SALT LAKE CITY, Utah (ABC4) – In a groundbreaking research study, scientists from University of Utah Health may have opened a window into autism.

By bioengineering the “brain-like organoids”, Dr. Alex Scheglovitov, an assistant professor of neurobiology at U of U Health, and his team were able to investigate the effects of energetic abnormalities associated with autism spectrum disorder.

What they found was that even though the autism organoid model some cells within did not function properly. 

The autism organoid models were engineered to have lower levels of the SHANK3 gene. MedlinePlus states that the SHANK3 gene provides instructions for making a protein that plays a role in the function of connections between nerve cells, or neurons. The protein ensures that signals that are sent from one neuron is received by another.

In the models with lower SHANK3 levels, Scheglovitov and his team found that neurons were hyperactive, firing more often in response to stimuli. There were also signs that neurons did not efficiently pass along signals to other neurons and that some pathways for cells to adhere with one another were disrupted. 

“We used to think it would be too difficult to model the organization of cells in the brain,” said  Shcheglovitov. “But these organoids self-organize. Within a few months, we see layers of cells that are reminiscent of the cerebral cortex in the human brain.” 
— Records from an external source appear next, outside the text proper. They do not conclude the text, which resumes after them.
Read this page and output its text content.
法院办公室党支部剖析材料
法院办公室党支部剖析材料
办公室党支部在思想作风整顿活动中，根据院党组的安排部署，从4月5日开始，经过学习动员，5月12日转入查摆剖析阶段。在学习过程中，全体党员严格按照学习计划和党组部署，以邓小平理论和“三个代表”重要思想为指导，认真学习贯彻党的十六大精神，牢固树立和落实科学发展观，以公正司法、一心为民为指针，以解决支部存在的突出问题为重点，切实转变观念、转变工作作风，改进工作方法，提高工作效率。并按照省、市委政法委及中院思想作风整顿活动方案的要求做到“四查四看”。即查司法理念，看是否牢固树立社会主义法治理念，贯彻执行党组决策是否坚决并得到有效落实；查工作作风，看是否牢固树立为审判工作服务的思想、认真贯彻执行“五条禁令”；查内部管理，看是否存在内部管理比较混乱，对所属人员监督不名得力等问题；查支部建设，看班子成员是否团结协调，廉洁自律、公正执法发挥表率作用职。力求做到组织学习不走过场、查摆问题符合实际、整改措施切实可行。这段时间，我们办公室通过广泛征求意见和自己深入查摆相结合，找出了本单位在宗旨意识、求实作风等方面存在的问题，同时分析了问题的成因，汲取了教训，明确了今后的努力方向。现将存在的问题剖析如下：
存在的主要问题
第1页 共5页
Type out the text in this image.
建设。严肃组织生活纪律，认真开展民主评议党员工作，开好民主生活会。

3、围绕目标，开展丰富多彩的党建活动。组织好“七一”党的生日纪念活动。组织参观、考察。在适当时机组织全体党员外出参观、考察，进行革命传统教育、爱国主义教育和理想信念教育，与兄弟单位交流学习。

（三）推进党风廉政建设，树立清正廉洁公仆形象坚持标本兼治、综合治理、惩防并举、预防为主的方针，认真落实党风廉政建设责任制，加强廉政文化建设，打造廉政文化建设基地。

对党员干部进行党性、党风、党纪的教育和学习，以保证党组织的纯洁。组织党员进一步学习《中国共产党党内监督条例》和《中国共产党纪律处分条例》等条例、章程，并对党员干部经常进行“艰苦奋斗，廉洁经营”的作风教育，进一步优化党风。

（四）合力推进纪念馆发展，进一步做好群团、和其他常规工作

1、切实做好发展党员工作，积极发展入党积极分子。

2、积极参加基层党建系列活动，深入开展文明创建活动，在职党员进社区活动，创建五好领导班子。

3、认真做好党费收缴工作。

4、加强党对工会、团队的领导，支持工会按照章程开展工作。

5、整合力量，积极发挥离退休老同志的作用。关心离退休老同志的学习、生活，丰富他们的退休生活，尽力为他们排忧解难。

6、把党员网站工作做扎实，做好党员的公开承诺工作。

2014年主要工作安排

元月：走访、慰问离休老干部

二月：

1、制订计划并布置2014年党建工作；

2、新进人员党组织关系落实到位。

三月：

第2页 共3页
Each organoid takes about five months to grow using stem cells inside a petri dish. After 15 to 19 weeks, the organoids become reminiscent of “one wrinkle of a human brain,” according to Scheglovitov. 

While scientists have been able to grow organoids before, previous versions have not developed in a reproducible way, making experiments difficult. Being able to reproduce these organoids, U of U Health Scientists have had access to model aspects of the brain, gaining a glimpse into the earliest stages of neurological conditions, before symptoms develop.

“We’re beginning to understand how complex neural structures in the human brain arise from simple progenitors,” said Dr. Yueqi Wang, a former graduate student in Shcheglovitov’s lab and lead author on the study.  “And we’re able to measure disease-related phenotypes using 3D organoids that are derived from stem cells containing genetic mutations.”